With work in these areas, you need both deep expertise and often just warm bodies to throw at the problem. With big M&A deals, for instance, you need both an experienced practitioner who doesn’t do much other than M&A (because M&A is a highly technical, ever-changing area of law) and a team of literally at least a dozen lawyers to manage all the issues, do all the due diligence, and prepare all the documentation and filings. No small task, and it’s all gotta happen basically overnight so bring in the big guns.

Similarly, a lot of international work needs to be done by an international law firm with offices around the globe. Good ones will provide you with a single point of contact and then manage engagement with their distributed network of attorneys to get you the expertise you need. International employment law is a great example (i.e. when you start making your first international hires or open your first international office).

Boutique Firms and Solo Practitioners – But notice the “big” qualifier in the Big Firm list, above. You need to beware when the economics of the issue you’re facing don’t merit paying big firm rates. There is a growing number of small firms and solo practitioners (myself included) who are big firm refugees and bring much the same experience to their clients but for somewhere around 1/3 to 1/2 the price. Here’s a non-exhaustive list of where these practitioners can be a great fit:

Corporate formation
Seed/angel financing
Commercial deals (customer, partner, and vendor contracts)
Compliance
Ops
Patent prosecution, and
the ‘small’ kinds of big firm work mentioned above (M&A, litigation, etc.)

The commercial deal–my favorite place NOT to use big firms. Any competent big firm licensing lawyer could do this work effectively–if they had the time to get to know your business and were willing to cut their rates in half. But they don’t, and they usually won’t. Negotiating these kinds of contracts–whether it’s your standard EULA with a potential customer or a service contract with a key vendor–requires someone who can take the time to really know your business, your technology, and your priorities and who can give you the scrappy advice. You want a lawyer who understands that the greatest risk is losing the deal and who can therefore tell you the three things to care about and the twenty you shouldn’t in order to just get the deal done.

Similarly, compliance may seem like an area that requires a team experts to help you stay on the straight and narrow. But it’s not–at least not as an initial matter. Most startups need to figure out whether they can even sell into a certain market before understanding the extent to which they’re subject to applicable regulations. So you need legal advice that will help you with the ‘good enough’ analysis before you spend a huge amount of time and money on a full blown compliance program.

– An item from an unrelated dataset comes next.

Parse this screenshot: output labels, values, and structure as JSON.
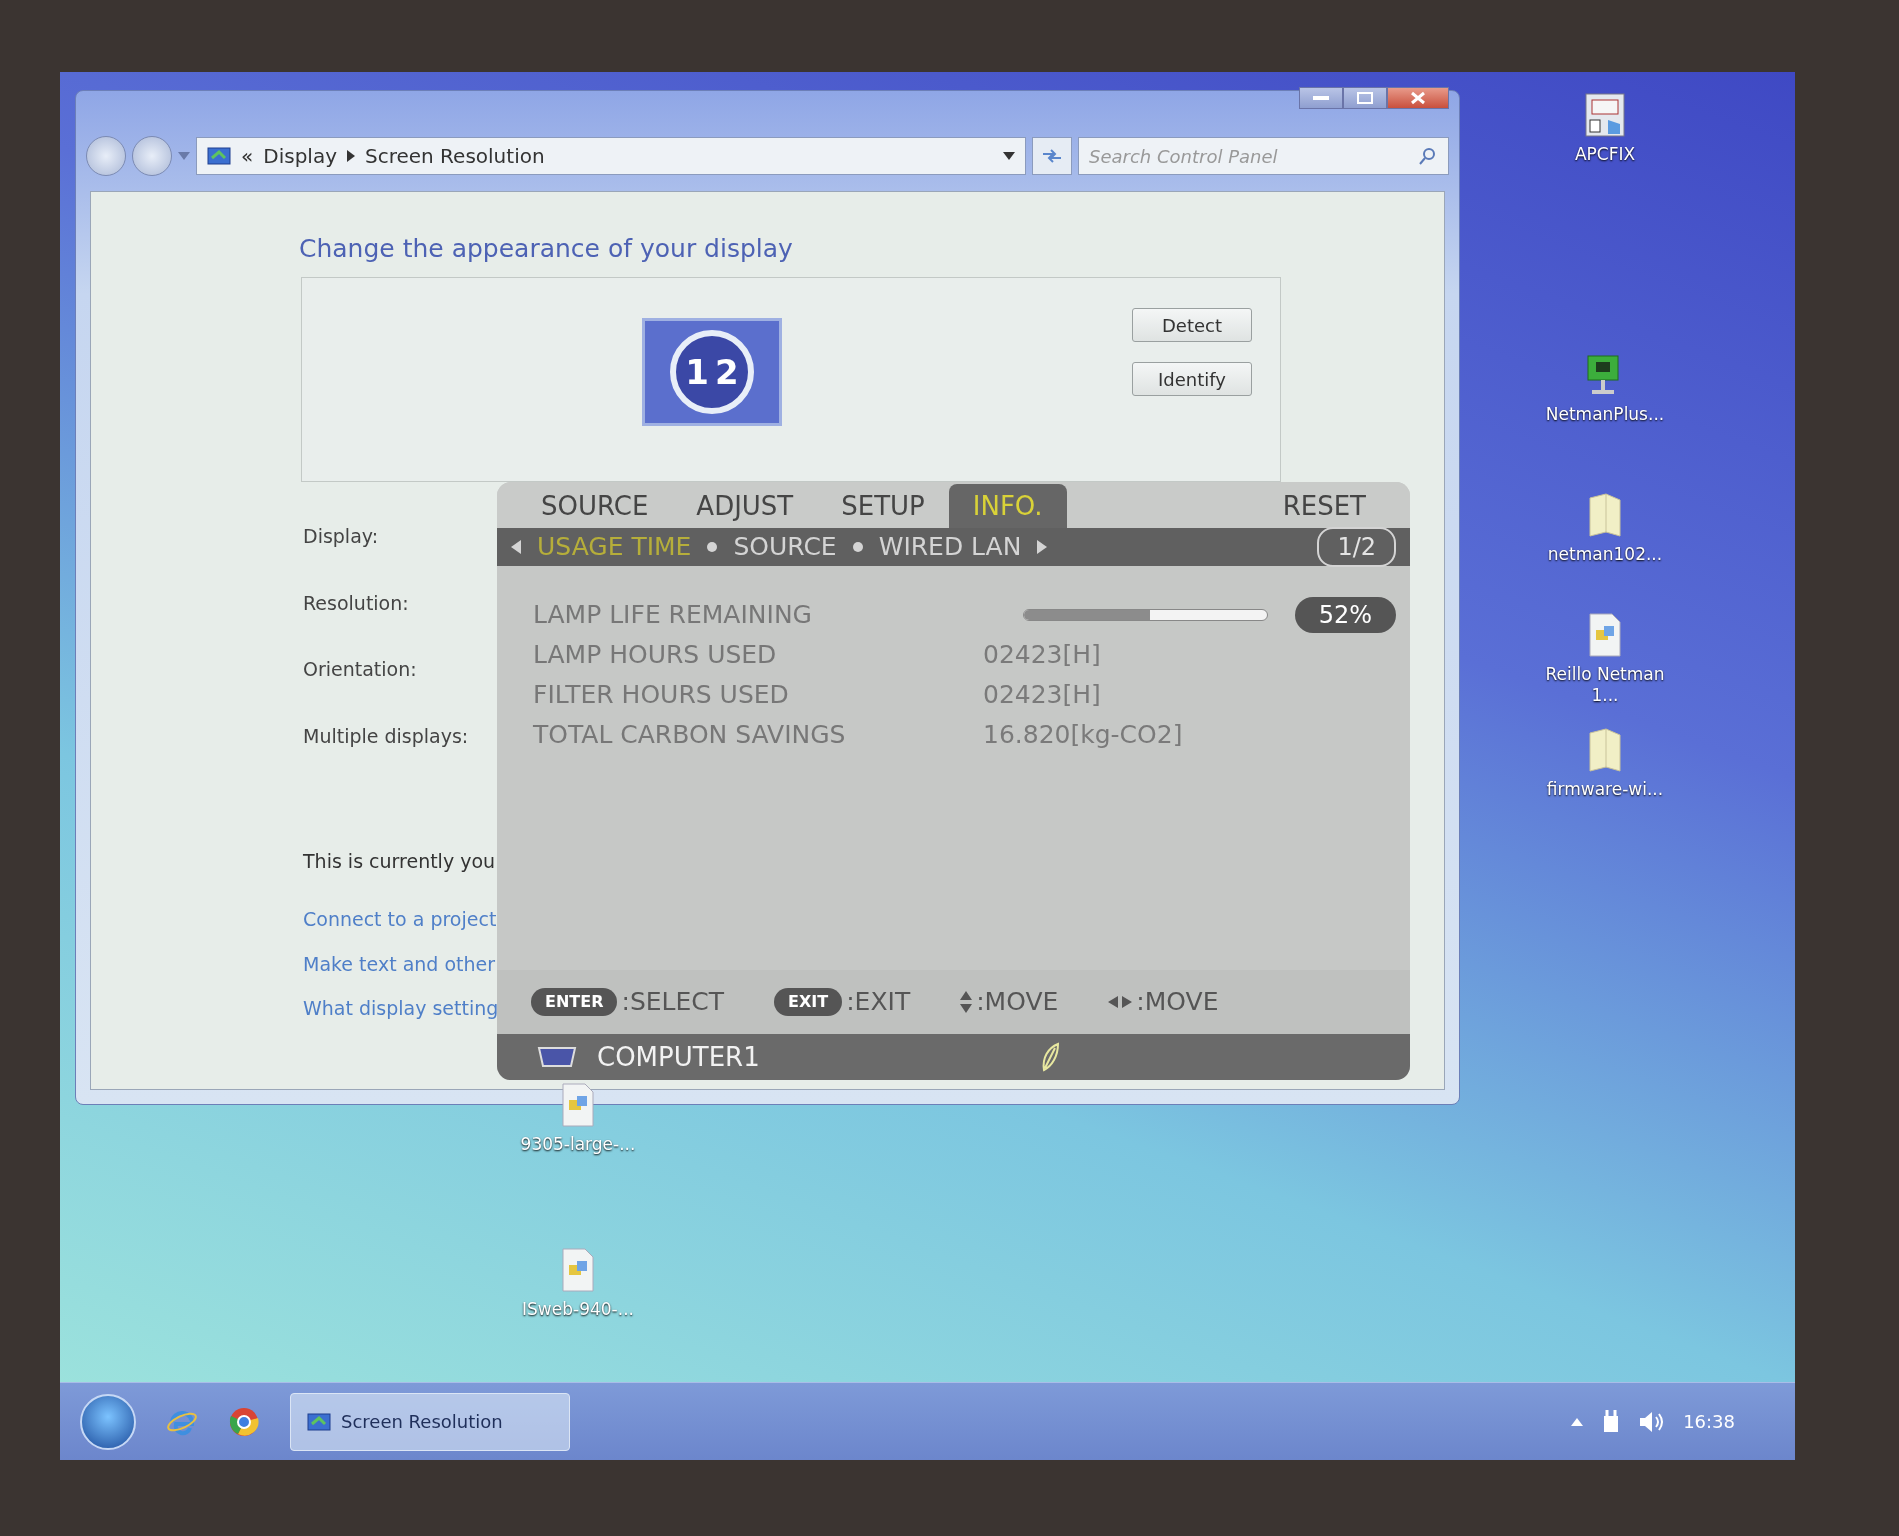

Mind you, this doesn’t mean enlist an attorney who has never heard of the regulations before, but plenty of former big firm lawyers and former in-house lawyers have done this stuff and can help you right-size your initial approach.

And a note on patent prosecution. It’s a world unto itself, and generally the best practitioners aren’t necessarily at big firms or big firm refugees. They’ve been practicing at patent boutiques their whole career where the entire firm is set up around the needs and the cadence (and often one specific industry) of patent work. Those are the folks you want.

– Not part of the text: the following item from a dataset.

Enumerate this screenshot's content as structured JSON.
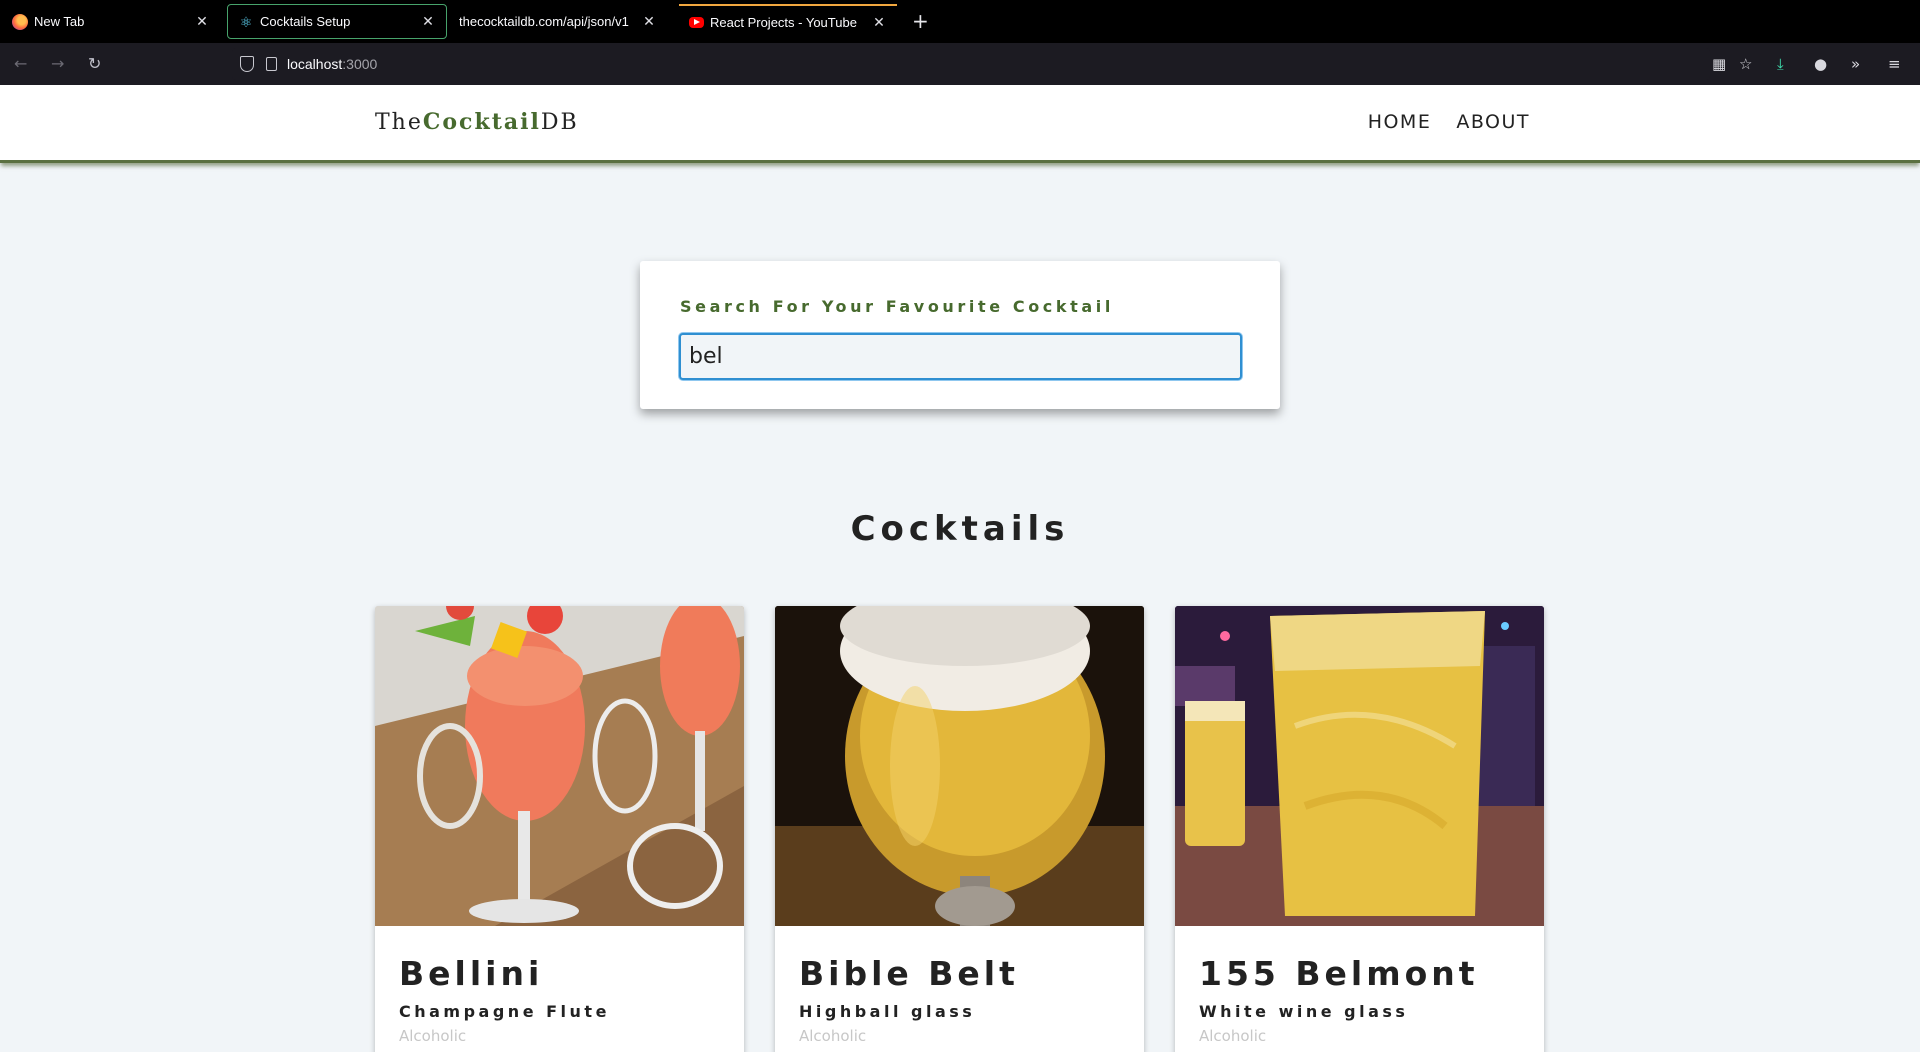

The key here is knowing what you’re trying to accomplish and what kind of legal services will get you there most efficiently.

That’s a Wrap

I wish hiring legal support was a no-brainer. It’s not. I wish the big firm lawyers who did your Series A financing could be your exclusive go-to’s. They can’t. As you work to become a sophisticated consumer of legal services be curious about the skill sets you’re acquiring when you hire a lawyer or a firm, make sure they’re the right tool(s) for the job(s) you need, and be smart about how you deploy them.

When managed correctly, I firmly believe that Legal can be more than a cost center that manages downside risk; it can be a resource that helps you build your business.